CLEVELAND, Ohio — To refer to the last month of Cardale Jones’s life as surreal would not do it justice. When your first career start comes against Wisconsin in the Big 10 Championship, and when you then defeat Alabama and Oregon on your way to a national title in the first ever College Football Playoff, stronger words are needed.
In the span of four weeks, Jones went from a guy known more for his questionable tweets than his football ability to a possible first round pick in the NFL Draft, a guy whose stock is arguably higher than that of Heisman trophy winner Marcus Mariotta. If it all sounds insane, that’s because it is.
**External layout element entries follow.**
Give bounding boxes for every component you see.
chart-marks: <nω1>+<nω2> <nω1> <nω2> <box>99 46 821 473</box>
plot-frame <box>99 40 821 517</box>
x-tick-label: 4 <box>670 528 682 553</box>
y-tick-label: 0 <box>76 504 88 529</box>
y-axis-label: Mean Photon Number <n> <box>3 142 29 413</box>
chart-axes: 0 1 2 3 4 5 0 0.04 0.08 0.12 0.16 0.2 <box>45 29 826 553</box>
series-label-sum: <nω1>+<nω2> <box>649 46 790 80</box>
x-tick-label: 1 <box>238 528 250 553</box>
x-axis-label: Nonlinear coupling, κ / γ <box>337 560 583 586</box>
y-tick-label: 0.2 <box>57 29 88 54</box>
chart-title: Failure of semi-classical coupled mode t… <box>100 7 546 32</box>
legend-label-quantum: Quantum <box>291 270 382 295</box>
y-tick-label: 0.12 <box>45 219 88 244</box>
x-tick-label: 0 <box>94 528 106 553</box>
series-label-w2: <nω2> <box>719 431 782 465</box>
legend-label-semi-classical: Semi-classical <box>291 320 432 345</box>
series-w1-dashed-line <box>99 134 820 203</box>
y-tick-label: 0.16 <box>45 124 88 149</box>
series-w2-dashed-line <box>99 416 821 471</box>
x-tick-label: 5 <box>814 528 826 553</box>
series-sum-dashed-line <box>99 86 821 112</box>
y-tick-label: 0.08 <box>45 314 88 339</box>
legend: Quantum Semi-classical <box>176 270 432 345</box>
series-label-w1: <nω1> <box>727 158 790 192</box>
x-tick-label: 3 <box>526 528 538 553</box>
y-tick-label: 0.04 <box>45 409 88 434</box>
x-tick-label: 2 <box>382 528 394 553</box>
With Ohio State’s quarterback situation utterly unsettled for the 2015 season, with Heisman candidate J.T. Barrett and Braxton Miller both possibly coming back to compete for the starting job, many felt like it was now or never for Jones to jump to the pros. But in front of a few hundred people packed into a small gym at Ted Ginn Academy in Cleveland, Ohio, with Drake’s “Started From the Bottom” blasting from the speakers, Jones shocked everyone by announcing he’ll be returning to school.
“My education is going to take me ten times further than my athletic ability,” Jones said, commenting that when he is done with football, he’d like to become a financial planner.
Jones repeatedly mentioned completing his education and getting his degree as the main reasons why he will return to Columbus. Although he admitted that the prospect of securing his family’s financial future (he has a young daughter) by entering the NFL Draft was tempting, he reiterated his belief that a college degree would do more for him that a football ever could.
“He really understands how the world works and he showed that by the decision he made,” said Ted Ginn Sr., his former football coach at Glenville High School.
To those who will call his decision a mistake, Jones had some words. He just couldn’t say them out loud. “I can’t say what I want because I’m on TV,” Jones said with a smile. “But it’s my life to live.”
Jones heads back to the Buckeyes, ready to compete with Barrett and Miller to lead OSU to another championship. He didn’t feel ready to make the jump to professional football, but Jones was brimming with confidence about repeating as national champions. “I’m not worried,” he said. “It’s nothing for us to go back out and do what we did again.”